Eventually a man ran through the train calling “Everybody off! The train’s about to catch fire!”.
He was swiftly followed by another man in an actual GWR uniform undoing the panic the first man had set in motion. He also told us we really did have to get off the train because it wasn’t working.
So now I’m standing on the platform of Truro station watching the clock move incredibly slowly towards the time for the next train. I will have been here an hour when it finally arrives. The usual platform for the Truro to Falmouth line is suddenly out of action due to a giant piece of shit (or a “broken down train”. Whatever.) which means I also have the joyous task of carrying my bike over the footbridge. It’s very heavy, but my pride forbids me from accepting help from the numerous people who offer it. I make it eventually, and quietly seethe on the new platform until the train rolls into view.
I vie with two other cyclists to get the best spot. I don’t win. I throw myself into a seat in a huff, play with my phone, and think about the fact that I have a book in my bag that I should definitely be reading instead.
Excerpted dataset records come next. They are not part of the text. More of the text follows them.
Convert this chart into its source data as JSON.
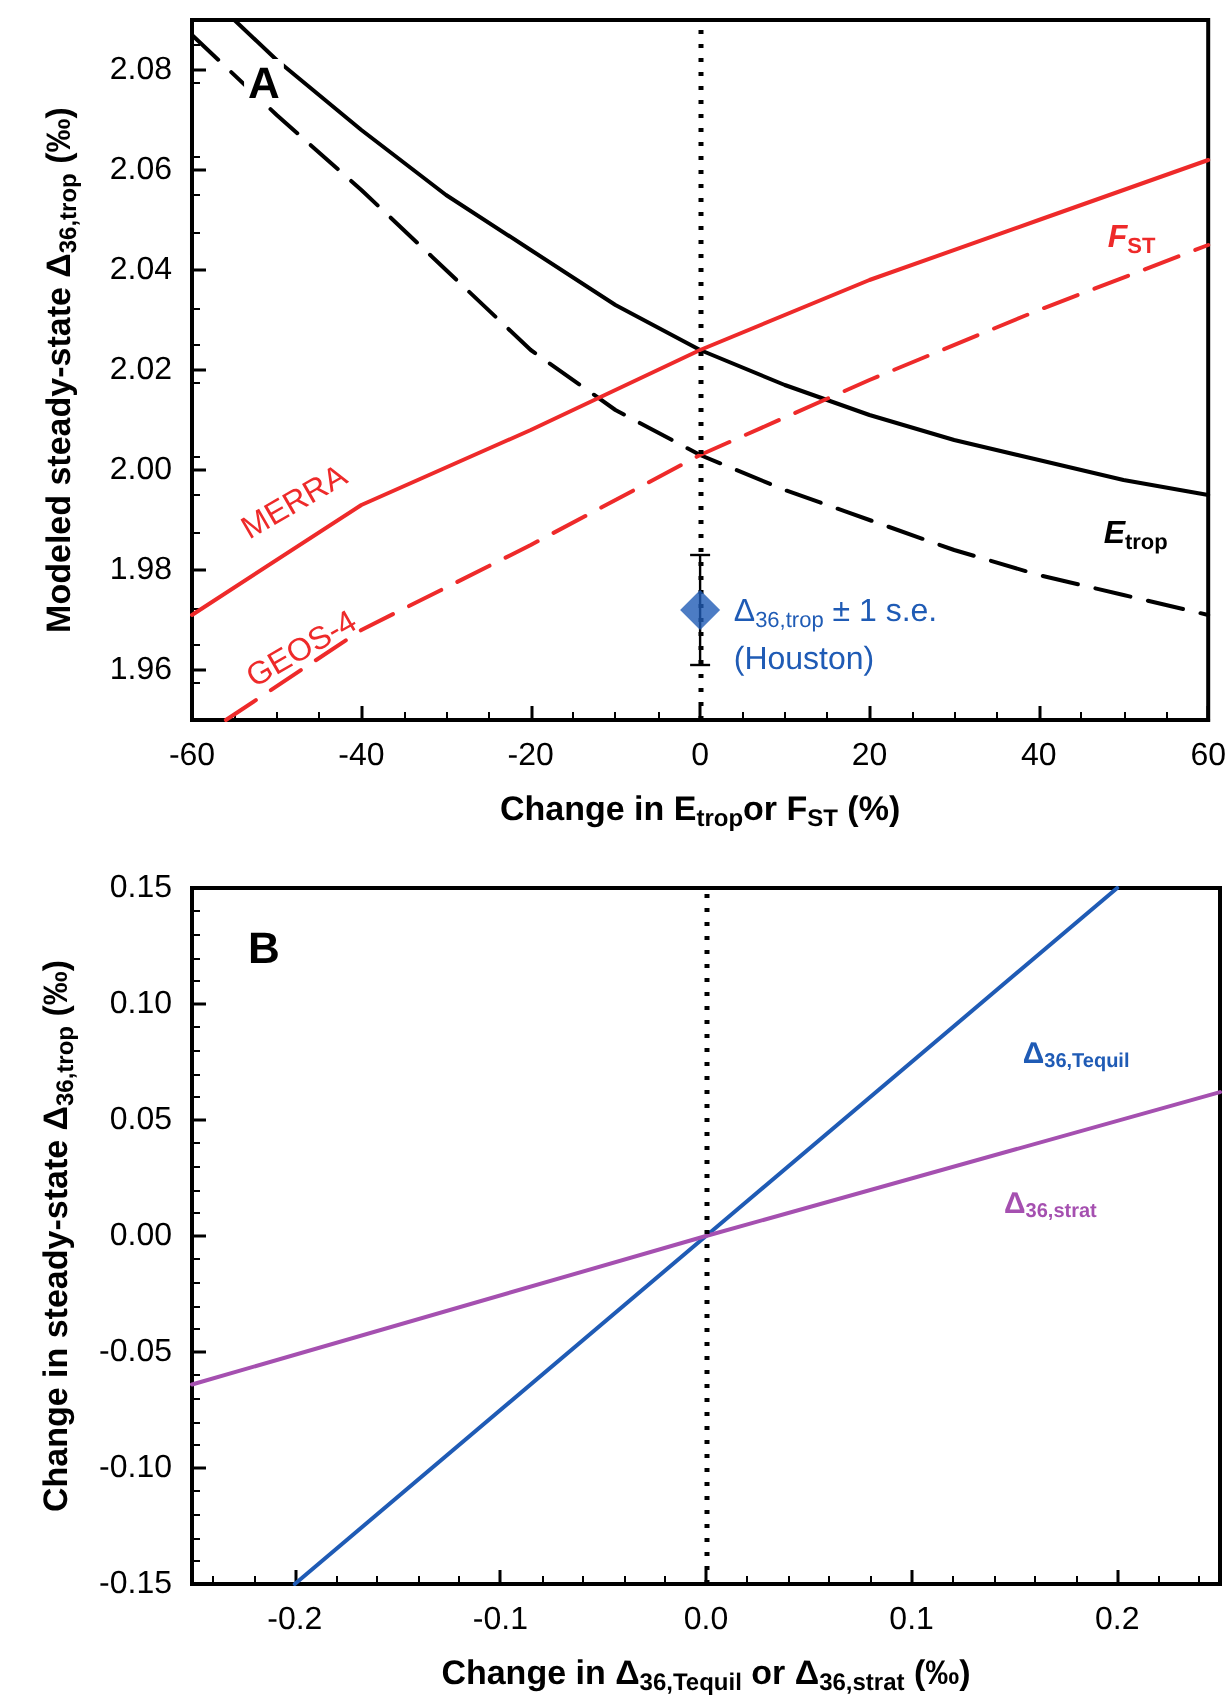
{
  "chart_data": [
    {
      "type": "line",
      "xlabel": "Change in E$_{trop}$or F$_{ST}$ (%)",
      "ylabel": "Modeled steady-state Δ$_{36,trop}$ (‰)",
      "xlim": [
        -60,
        60
      ],
      "xticks": [
        -60,
        -40,
        -20,
        0,
        20,
        40,
        60
      ],
      "ylim": [
        1.95,
        2.09
      ],
      "yticks": [
        1.96,
        1.98,
        {
          "value": 2,
          "label": "2.00"
        },
        2.02,
        2.04,
        2.06,
        2.08
      ],
      "ref_lines": [
        {
          "axis": "x",
          "value": 0,
          "line_style": "dotted",
          "color": "#000000"
        }
      ],
      "series": [
        {
          "color": "#000000",
          "line_style": "solid",
          "x": [
            -55,
            -50,
            -40,
            -30,
            -20,
            -10,
            0,
            10,
            20,
            30,
            40,
            50,
            60
          ],
          "values": [
            2.09,
            2.082,
            2.068,
            2.055,
            2.044,
            2.033,
            2.024,
            2.017,
            2.011,
            2.006,
            2.002,
            1.998,
            1.995
          ]
        },
        {
          "color": "#000000",
          "line_style": "dashed",
          "x": [
            -60,
            -50,
            -40,
            -30,
            -20,
            -10,
            0,
            10,
            20,
            30,
            40,
            50,
            60
          ],
          "values": [
            2.087,
            2.071,
            2.056,
            2.04,
            2.024,
            2.012,
            2.003,
            1.996,
            1.99,
            1.984,
            1.979,
            1.975,
            1.971
          ]
        },
        {
          "color": "#ee2a2a",
          "line_style": "solid",
          "x": [
            -60,
            -40,
            -20,
            0,
            20,
            40,
            60
          ],
          "values": [
            1.971,
            1.993,
            2.008,
            2.024,
            2.038,
            2.05,
            2.062
          ]
        },
        {
          "color": "#ee2a2a",
          "line_style": "dashed",
          "x": [
            -56,
            -40,
            -20,
            0,
            20,
            40,
            60
          ],
          "values": [
            1.95,
            1.968,
            1.985,
            2.003,
            2.018,
            2.032,
            2.045
          ]
        },
        {
          "type": "scatter",
          "color": "#1f5bb5",
          "marker": "diamond",
          "x": [
            0
          ],
          "values": [
            1.972
          ],
          "errors": [
            0.011
          ]
        }
      ],
      "annotations": [
        "A",
        "MERRA",
        "GEOS-4",
        "E$_{trop}$",
        "F$_{ST}$",
        "Δ$_{36,trop}$ ± 1 s.e.",
        "(Houston)"
      ]
    },
    {
      "type": "line",
      "xlabel": "Change in Δ$_{36,Tequil}$ or Δ$_{36,strat}$ (‰)",
      "ylabel": "Change in steady-state Δ$_{36,trop}$ (‰)",
      "xlim": [
        -0.25,
        0.25
      ],
      "xticks": [
        -0.2,
        -0.1,
        {
          "value": 0,
          "label": "0.0"
        },
        0.1,
        0.2
      ],
      "ylim": [
        -0.15,
        0.15
      ],
      "yticks": [
        -0.15,
        {
          "value": -0.1,
          "label": "-0.10"
        },
        -0.05,
        {
          "value": 0,
          "label": "0.00"
        },
        0.05,
        {
          "value": 0.1,
          "label": "0.10"
        },
        0.15
      ],
      "ref_lines": [
        {
          "axis": "x",
          "value": 0,
          "line_style": "dotted",
          "color": "#000000"
        }
      ],
      "series": [
        {
          "color": "#1f5bb5",
          "x": [
            -0.2,
            0,
            0.2
          ],
          "values": [
            -0.15,
            0,
            0.15
          ]
        },
        {
          "color": "#a550b0",
          "x": [
            -0.25,
            0,
            0.25
          ],
          "values": [
            -0.064,
            0,
            0.062
          ]
        }
      ],
      "annotations": [
        "B",
        "Δ$_{36,Tequil}$",
        "Δ$_{36,strat}$"
      ]
    }
  ]
}
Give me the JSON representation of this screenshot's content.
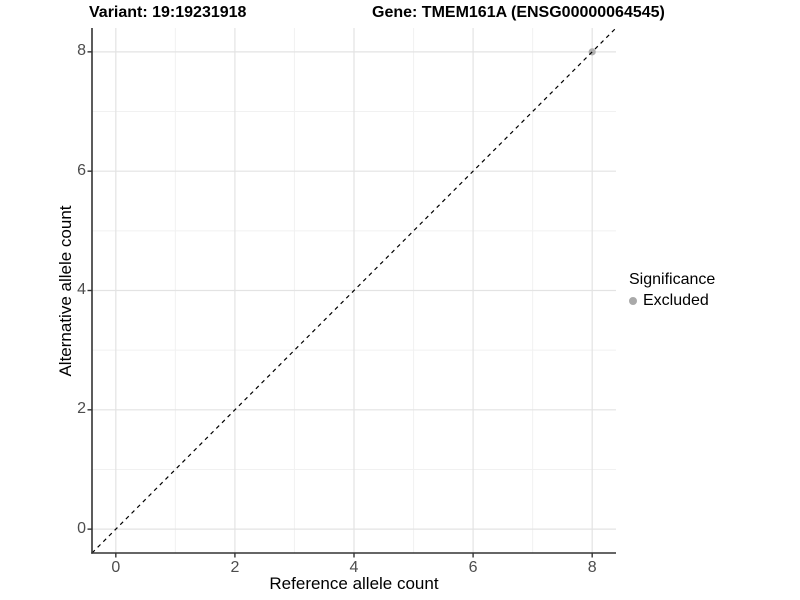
{
  "header": {
    "variant_title": "Variant: 19:19231918",
    "gene_title": "Gene: TMEM161A (ENSG00000064545)"
  },
  "axes": {
    "x_title": "Reference allele count",
    "y_title": "Alternative allele count"
  },
  "legend": {
    "title": "Significance",
    "items": [
      {
        "label": "Excluded",
        "color": "#a9a9a9"
      }
    ]
  },
  "colors": {
    "background": "#ffffff",
    "grid_major": "#e3e3e3",
    "grid_minor": "#f1f1f1",
    "axis_line": "#333333",
    "tick_mark": "#333333",
    "tick_text": "#4d4d4d",
    "title_text": "#000000",
    "reference_line": "#000000",
    "excluded_point": "#a9a9a9"
  },
  "chart_data": {
    "type": "scatter",
    "title": "Variant: 19:19231918 / Gene: TMEM161A (ENSG00000064545)",
    "xlabel": "Reference allele count",
    "ylabel": "Alternative allele count",
    "xlim": [
      -0.4,
      8.4
    ],
    "ylim": [
      -0.4,
      8.4
    ],
    "x_ticks": [
      0,
      2,
      4,
      6,
      8
    ],
    "y_ticks": [
      0,
      2,
      4,
      6,
      8
    ],
    "x_minor_ticks": [
      1,
      3,
      5,
      7
    ],
    "y_minor_ticks": [
      1,
      3,
      5,
      7
    ],
    "grid": true,
    "legend_position": "right",
    "series": [
      {
        "name": "Excluded",
        "color": "#a9a9a9",
        "points": [
          [
            8,
            8
          ]
        ]
      }
    ],
    "annotations": [
      {
        "type": "reference-line",
        "equation": "y=x",
        "style": "dashed",
        "color": "#000000"
      }
    ]
  }
}
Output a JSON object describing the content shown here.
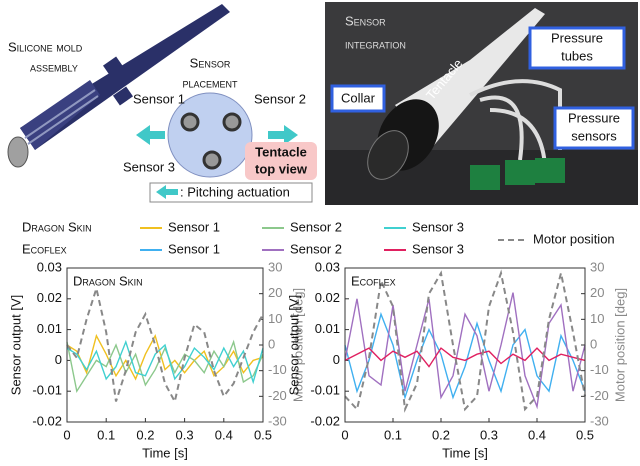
{
  "figure": {
    "mold_label": [
      "Silicone mold",
      "assembly"
    ],
    "placement_title": [
      "Sensor",
      "placement"
    ],
    "sensors": [
      "Sensor 1",
      "Sensor 2",
      "Sensor 3"
    ],
    "top_view": [
      "Tentacle",
      "top view"
    ],
    "actuation_legend": ": Pitching actuation",
    "integration_title": [
      "Sensor",
      "integration"
    ],
    "collar": "Collar",
    "tentacle": "Tentacle",
    "tubes": [
      "Pressure",
      "tubes"
    ],
    "pressure_sensors": [
      "Pressure",
      "sensors"
    ]
  },
  "chart_data": [
    {
      "type": "line",
      "title": "Dragon Skin",
      "xlabel": "Time [s]",
      "ylabel": "Sensor output [V]",
      "y2label": "Motor position [deg]",
      "x": [
        0,
        0.025,
        0.05,
        0.075,
        0.1,
        0.125,
        0.15,
        0.175,
        0.2,
        0.225,
        0.25,
        0.275,
        0.3,
        0.325,
        0.35,
        0.375,
        0.4,
        0.425,
        0.45,
        0.475,
        0.5
      ],
      "xlim": [
        0,
        0.5
      ],
      "xticks": [
        0,
        0.1,
        0.2,
        0.3,
        0.4,
        0.5
      ],
      "ylim": [
        -0.02,
        0.03
      ],
      "yticks": [
        -0.02,
        -0.01,
        0,
        0.01,
        0.02,
        0.03
      ],
      "y2lim": [
        -30,
        30
      ],
      "y2ticks": [
        -30,
        -20,
        -10,
        0,
        10,
        20,
        30
      ],
      "series": [
        {
          "name": "Sensor 1",
          "color": "#f0c020",
          "values": [
            0.005,
            0.003,
            -0.004,
            0.008,
            0.002,
            -0.005,
            0.0,
            -0.006,
            0.002,
            0.008,
            -0.003,
            0.0,
            -0.004,
            0.0,
            0.003,
            -0.005,
            -0.002,
            0.003,
            -0.004,
            0.0,
            0.001
          ]
        },
        {
          "name": "Sensor 2",
          "color": "#8cc88c",
          "values": [
            0.006,
            -0.01,
            -0.005,
            0.0,
            -0.002,
            0.005,
            -0.004,
            0.002,
            -0.008,
            -0.003,
            0.004,
            -0.004,
            0.002,
            0.0,
            -0.004,
            0.003,
            -0.002,
            0.006,
            -0.007,
            -0.005,
            0.002
          ]
        },
        {
          "name": "Sensor 3",
          "color": "#40d0d0",
          "values": [
            0.004,
            0.002,
            -0.003,
            0.003,
            -0.006,
            -0.002,
            0.006,
            -0.004,
            -0.005,
            0.002,
            0.005,
            -0.006,
            -0.002,
            0.004,
            0.001,
            -0.003,
            0.004,
            -0.002,
            0.003,
            -0.007,
            0.004
          ]
        },
        {
          "name": "Motor position",
          "color": "#888888",
          "axis": "y2",
          "values": [
            0,
            -5,
            10,
            22,
            5,
            -22,
            -10,
            5,
            12,
            0,
            -15,
            -22,
            -5,
            8,
            5,
            -10,
            -20,
            -15,
            -5,
            5,
            12
          ]
        }
      ]
    },
    {
      "type": "line",
      "title": "Ecoflex",
      "xlabel": "Time [s]",
      "ylabel": "Sensor output [V]",
      "y2label": "Motor position [deg]",
      "x": [
        0,
        0.025,
        0.05,
        0.075,
        0.1,
        0.125,
        0.15,
        0.175,
        0.2,
        0.225,
        0.25,
        0.275,
        0.3,
        0.325,
        0.35,
        0.375,
        0.4,
        0.425,
        0.45,
        0.475,
        0.5
      ],
      "xlim": [
        0,
        0.5
      ],
      "xticks": [
        0,
        0.1,
        0.2,
        0.3,
        0.4,
        0.5
      ],
      "ylim": [
        -0.02,
        0.03
      ],
      "yticks": [
        -0.02,
        -0.01,
        0,
        0.01,
        0.02,
        0.03
      ],
      "y2lim": [
        -30,
        30
      ],
      "y2ticks": [
        -30,
        -20,
        -10,
        0,
        10,
        20,
        30
      ],
      "series": [
        {
          "name": "Sensor 1",
          "color": "#40b0f0",
          "values": [
            0.005,
            -0.01,
            0.0,
            0.015,
            0.005,
            -0.012,
            0.0,
            0.01,
            0.002,
            -0.012,
            -0.002,
            0.012,
            0.0,
            -0.01,
            0.005,
            0.01,
            -0.005,
            -0.01,
            0.008,
            0.0,
            -0.01
          ]
        },
        {
          "name": "Sensor 2",
          "color": "#a070c0",
          "values": [
            0.0,
            0.02,
            -0.005,
            -0.008,
            0.018,
            -0.01,
            0.005,
            0.02,
            -0.012,
            -0.005,
            0.015,
            0.008,
            -0.01,
            0.005,
            0.022,
            -0.005,
            -0.015,
            0.012,
            0.018,
            -0.01,
            0.005
          ]
        },
        {
          "name": "Sensor 3",
          "color": "#e02060",
          "values": [
            0.0,
            0.002,
            0.004,
            0.0,
            0.003,
            0.001,
            0.003,
            -0.002,
            0.004,
            0.001,
            0.0,
            0.002,
            0.003,
            -0.001,
            0.002,
            0.0,
            0.004,
            0.0,
            0.002,
            0.001,
            0.0
          ]
        },
        {
          "color": "#888888",
          "axis": "y2",
          "values": [
            -20,
            -25,
            -5,
            25,
            15,
            -25,
            -15,
            20,
            28,
            0,
            -25,
            -20,
            15,
            28,
            5,
            -25,
            -20,
            10,
            28,
            5,
            -20
          ]
        }
      ]
    }
  ]
}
Opposite me a woman takes a greetings card out of her bag and hands it to the man next to her. She searches around her bag and shrugs, so he turns to me and says:
“Excuse me, love. You don’t have a pen, do you? I bet you don’t. People your ages never carry pens any more.”
I’m taken aback by the boldness of this – to use the term extremely loosely – gentleman. It takes balls to ask a stranger if you can borrow something that belongs to them. It takes even bigger, uglier balls to also insult their entire generation while you’re at it. It figures someone would say something to annoy me on a day when I’m already maxed out on fury.
I stand up gracefully even though I’m on a moving train. I put my hand into my bag and, in one smooth motion (where no headphone wires get wrapped around anything else, and no old receipts or tampons or chewing gum wrappers come along for the ride), I produce the pencil case I always carry with me. I fan out the fifteen pens inside (which, yes, is excessive, but you know that feeling of pen paranoia before you go into an exam? That’s my life) and proffer them to the thoroughly shamefaced old man opposite.
“Bite me, sir.” I tell him, sweetly.
Of course, in the not-alternative universe, what I actually do is give the man a filthy look and hand over the pen he requested without a word. I finally make it back to the office, hear about how great the cake situation was, and come up with a million things I should have said to the rude train pen man. It’s a very specific comback niche, but if it ever happens again I’m one hundred per cent ready.